Ulaşabilecekleri en yetkili ağızdan bu bilgiyi alan yolcular da havalimanına, bu bilgiye göre hazırlanarak geliyor, el çantası almaktan kaçınıyor, bilgisayar ve MP3çalarlarını bavullarına yerleştirerek bagaja veriyorlardı.
Yani Delta Havayolları ile uçanlar bilgisayar ve MP3çalarlarından mahrum edilmeden rahat rahat uçarken, THY müşterileri eziyet verici bir uçuşa mahkum ediliyorlardı.
Yanlış bilginin kaynağının kendi çağrı merkezleri olduğunu anlatınca araştırdılar ve haklı olduğumu görüp, çağrı merkezi çalışanlarını bilgilendirdiler.
THY yolcuları da artık doğru bilgi alıyorlar. En azından bu konuda...
Yanlış bilgiyle hareket eden THY personelinin doğru bilgilerle donatılması ve müşteriye bu doğru bilgilerle hizmet vermesine daha önce de iki kez vesile olmuştum.
Bundan sonrası için danışmanlık ücreti isterim, haberleri olsun.
Azarladığın garsondan yemek istemeyeceksin
THY’de Mehmet Yalçın’ın danışmanlığı sayesinde "business" kabininde servis edilen içki ve şarapların kalite ve çeşitliliğinde hatırı sayılı bir sıçrama yaşandı.

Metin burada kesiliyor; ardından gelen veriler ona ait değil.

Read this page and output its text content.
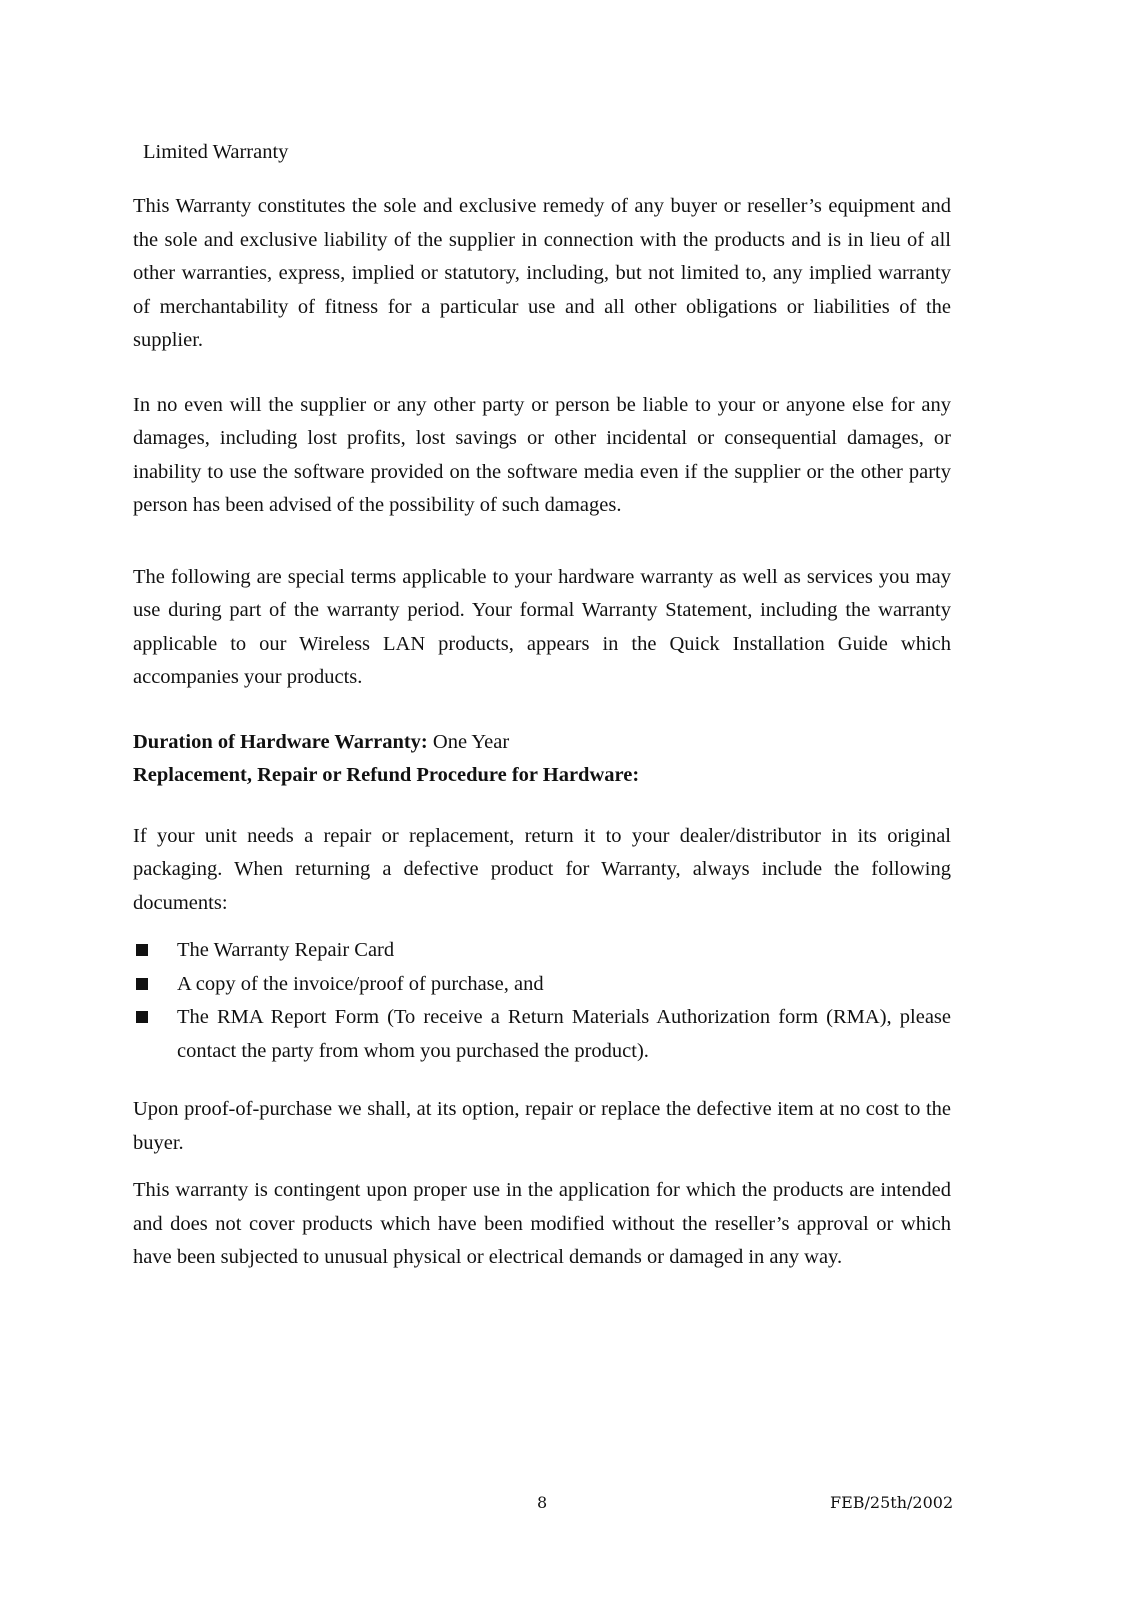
Limited Warranty

This Warranty constitutes the sole and exclusive remedy of any buyer or reseller’s equipment and the sole and exclusive liability of the supplier in connection with the products and is in lieu of all other warranties, express, implied or statutory, including, but not limited to, any implied warranty of merchantability of fitness for a particular use and all other obligations or liabilities of the supplier.

In no even will the supplier or any other party or person be liable to your or anyone else for any damages, including lost profits, lost savings or other incidental or consequential damages, or inability to use the software provided on the software media even if the supplier or the other party person has been advised of the possibility of such damages.

The following are special terms applicable to your hardware warranty as well as services you may use during part of the warranty period. Your formal Warranty Statement, including the warranty applicable to our Wireless LAN products, appears in the Quick Installation Guide which accompanies your products.

Duration of Hardware Warranty: One Year
Replacement, Repair or Refund Procedure for Hardware:

If your unit needs a repair or replacement, return it to your dealer/distributor in its original packaging. When returning a defective product for Warranty, always include the following documents:

The Warranty Repair Card
A copy of the invoice/proof of purchase, and
The RMA Report Form (To receive a Return Materials Authorization form (RMA), please contact the party from whom you purchased the product).

Upon proof-of-purchase we shall, at its option, repair or replace the defective item at no cost to the buyer.

This warranty is contingent upon proper use in the application for which the products are intended and does not cover products which have been modified without the reseller’s approval or which have been subjected to unusual physical or electrical demands or damaged in any way.

8	FEB/25th/2002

THY’nin yolcularına sunmaya başladığı şaraplardan ikisinin, iki farklı saygın yabancı dergiden ödül almasını büyük bir gururla herkesten önce ben yazmıştım.
Ama her şey sunulan yiyecek ve içeceklerin kaliteli olmasıyla bitmiyor ne yazık ki.
Yeme içme kültüründe alınan keyfin yarısı lezzetse diğer yarısı da sunum ve servistir.
Danışmanlar ne yaparsa yapsın THY bu noktada çuvallıyor. Doldurulan kadroların yaptığı kötü servis yüzünden kalite artışının keyfini çıkarmak mümkün olmuyor.
Daha da kötüsü kadrolaşmanın şüphesi bile işin keyfini kaçırmaya yetiyor.
Haklı ya da haksız bugün pek çok insan THY’nin inanca dayalı kriterlerle seçilmiş kadrolarla donatıldığına inanıyor.
THY bu inancı ne yapıp edip yıkmak zorunda.
Bunu beceremediği sürece, kendisine içki içmeyenlere nefretle bakanların servis ettiğini düşünen yolcu, içinde dünyanın en iyi şarabı sunuluyor olsa bile bardağına tükürülmediğinden emin olamayacaktır.